In January 2010, the film was presented at the Palm Springs International Film Festival. On the same date, the film was presented at the Atlanta Jewish Film Festival and the New York Jewish Film Festival, a film festival that deals with Jewish history.

During the presentation of the movie at the Atlanta Jewish Film Festival, the consular officer Lutz Görgens compared the theme of the movie to Jeremy Schaap's book Triumph, which tells the story of the American athlete Jesse Owens, who won the gold medal at the 1936 Olympic Games, despite the strong discrimination he suffered. Görgens said that "the book and the movie teaches us about the bad politics of sport. They remind us of the preciousness of political freedom, the excellence of athletic futility, and the true value of friendship".

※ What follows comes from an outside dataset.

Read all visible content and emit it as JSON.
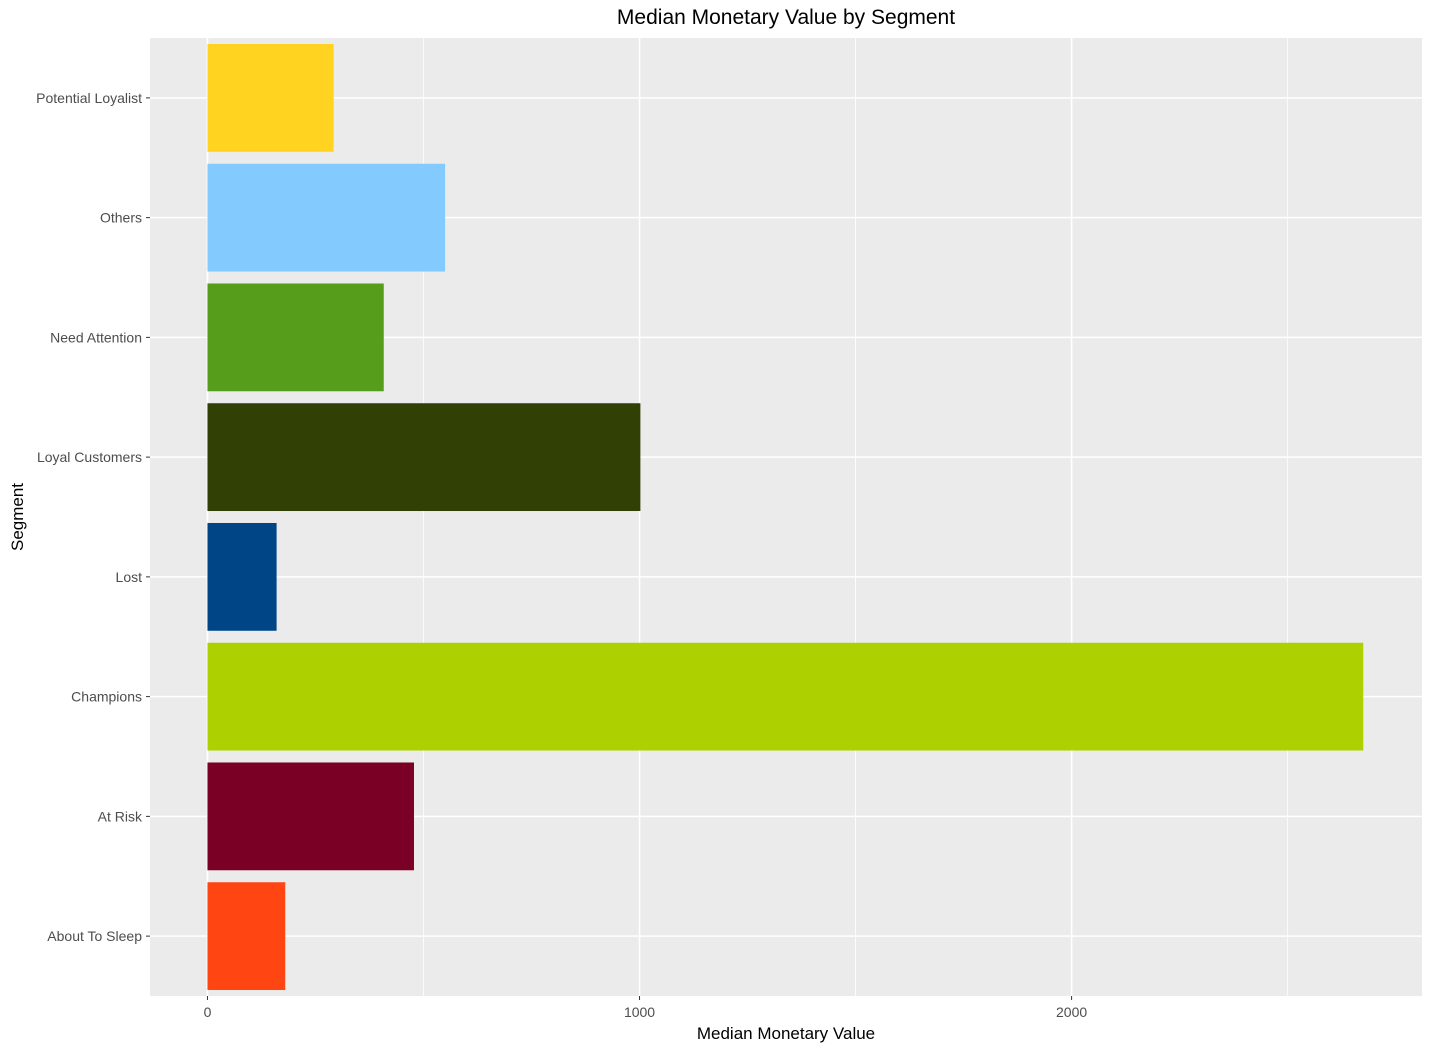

In fact, unlike the film, Gretel Bergmann, as a young woman, did not know her partner was later determined to be a man, but she learned it only in 1966, reading an article in Time. Bergmann told the magazine Der Spiegel, at the age of 95 years, "I never suspected anything. We all wondered why she never got naked in the shower. Being so shy at seventeen, it seemed absurd, but we thought, well, it is bizarre and weird".